I didn't clean the entire time that mom was in the residence. I didn't clean after she died at all, until today. I have been doing laundry ever since Tuesday though, because it didn't get done while I was running back and forth either, and it was getting pretty desperate around here!
I also need to get to the grocery but I have a firm rule that I can't shop with my kids because I can't concentrate and it's not worth it if Bean has one of his almighty tantrums in the store.
I got a lot done today which surprises me most of all considering that normally with both of my kids home I can't get anything done.

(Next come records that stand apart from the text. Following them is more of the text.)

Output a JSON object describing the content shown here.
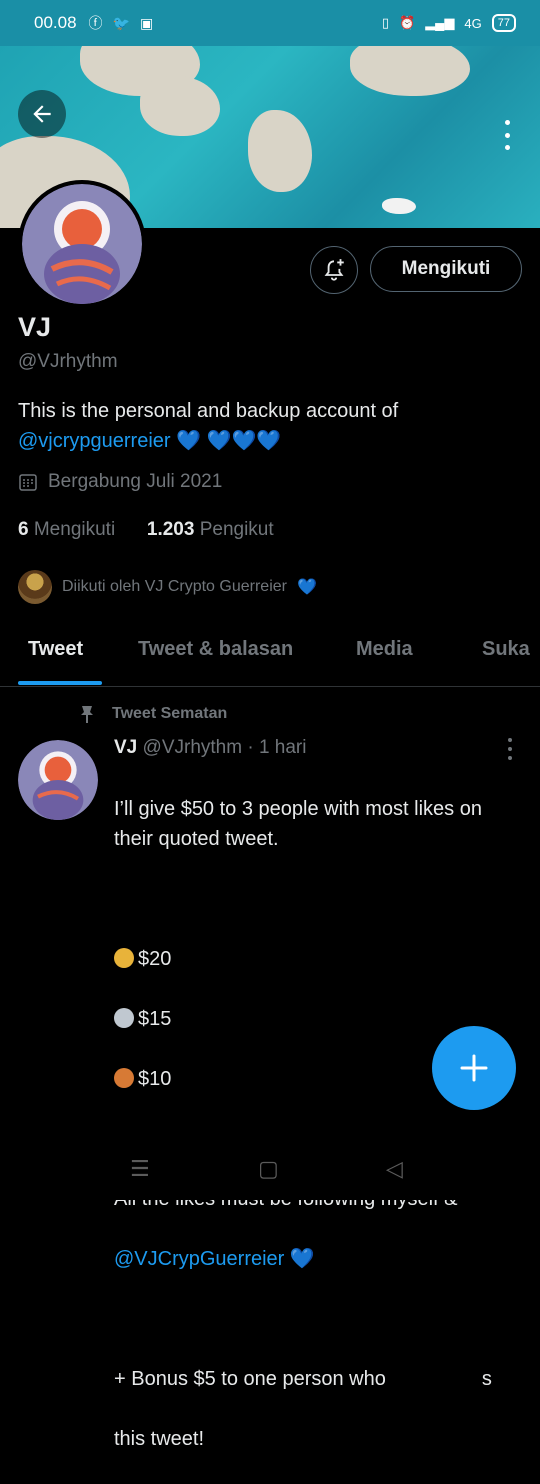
{
  "status_bar": {
    "time": "00.08",
    "network": "4G",
    "battery": "77"
  },
  "header": {
    "back_icon": "arrow-left-icon",
    "more_icon": "more-vertical-icon"
  },
  "profile": {
    "follow_button": "Mengikuti",
    "name": "VJ",
    "handle": "@VJrhythm",
    "bio_text": "This is the personal and backup account of",
    "bio_mention": "@vjcrypguerreier",
    "bio_hearts_1": "💙",
    "bio_hearts_2": "💙💙💙",
    "joined": "Bergabung Juli 2021",
    "following_count": "6",
    "following_label": "Mengikuti",
    "followers_count": "1.203",
    "followers_label": "Pengikut",
    "followed_by": "Diikuti oleh VJ Crypto Guerreier",
    "followed_by_heart": "💙"
  },
  "tabs": [
    {
      "label": "Tweet"
    },
    {
      "label": "Tweet & balasan"
    },
    {
      "label": "Media"
    },
    {
      "label": "Suka"
    }
  ],
  "tweet": {
    "pinned_label": "Tweet Sematan",
    "author_name": "VJ",
    "author_handle": "@VJrhythm",
    "time": "· 1 hari",
    "line1": "I’ll give $50 to 3 people with most likes on their quoted tweet.",
    "prize1": "$20",
    "prize2": "$15",
    "prize3": "$10",
    "line2": "All the likes must be following myself &",
    "mention": "@VJCrypGuerreier",
    "line3": "+ Bonus $5 to one person who",
    "line3_end": "s",
    "line4": "this tweet!"
  },
  "colors": {
    "accent": "#1d9bf0",
    "status_bar": "#1a8fa6"
  }
}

But Bug was feeling cooperative enough to sit on my hip or toss luandry out of baskets so I could make progress. I let Bean watch tv because today was a snow day and he's go the double pink eye still. I think. Shit, I'm starting to worry that I have it or that Bug is going to get it. Wash, wash, wash my hands, that's what I'm doing, but we still may end up at the peds tomorrow morning.

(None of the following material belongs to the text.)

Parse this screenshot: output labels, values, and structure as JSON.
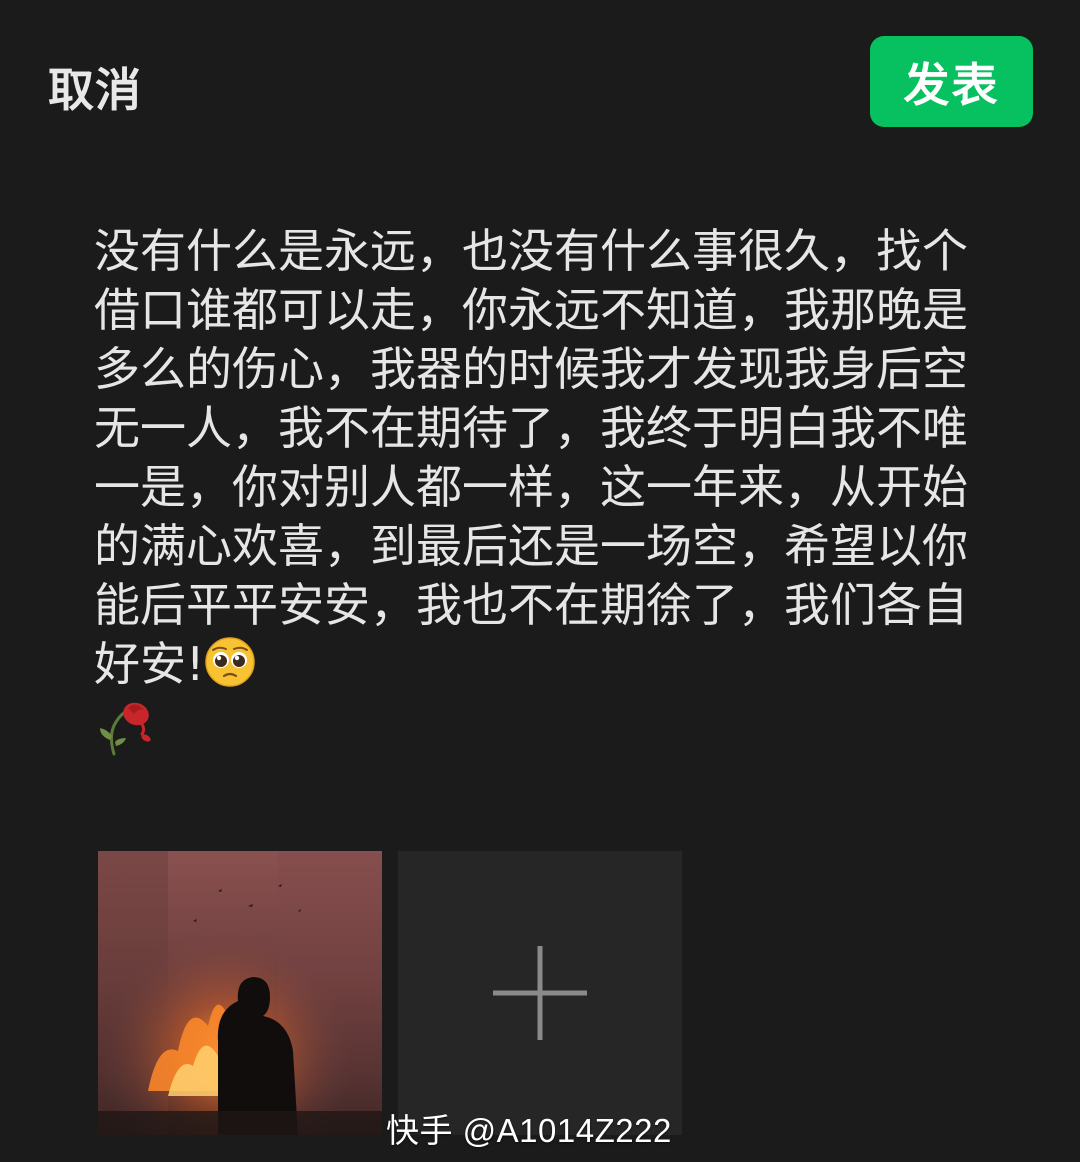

I'm trying to go with a friend of mine to get cute pictures taken of the kids tomorrow morning. I'm hoping that Bean's eye troubles will have finally cleared up.
My mom's remains were delivered today to the house. After the delivery guy tried to ask me if I could just "meet him somewhere" and he'd give them to me. Okay, so I'm not comfortable with the idea of transporting my mom's ashes around yet, but I'll drive to exchange them in a gas station parking lot? I don't fuckin' think so.
I haven't written the obit yet. I want to. I need to. But I just can't seem to make myself do it. Boop even got me a blank slate to basically just fill in the spots, but I look at it and then I close the e-mail. What is wrong with me? I need to get this done. This just isn't like me. I'm a tackle the problems, or details, head on sort of person. I don't want to be in the dead mom club. Can I get my membership revoked? This blows.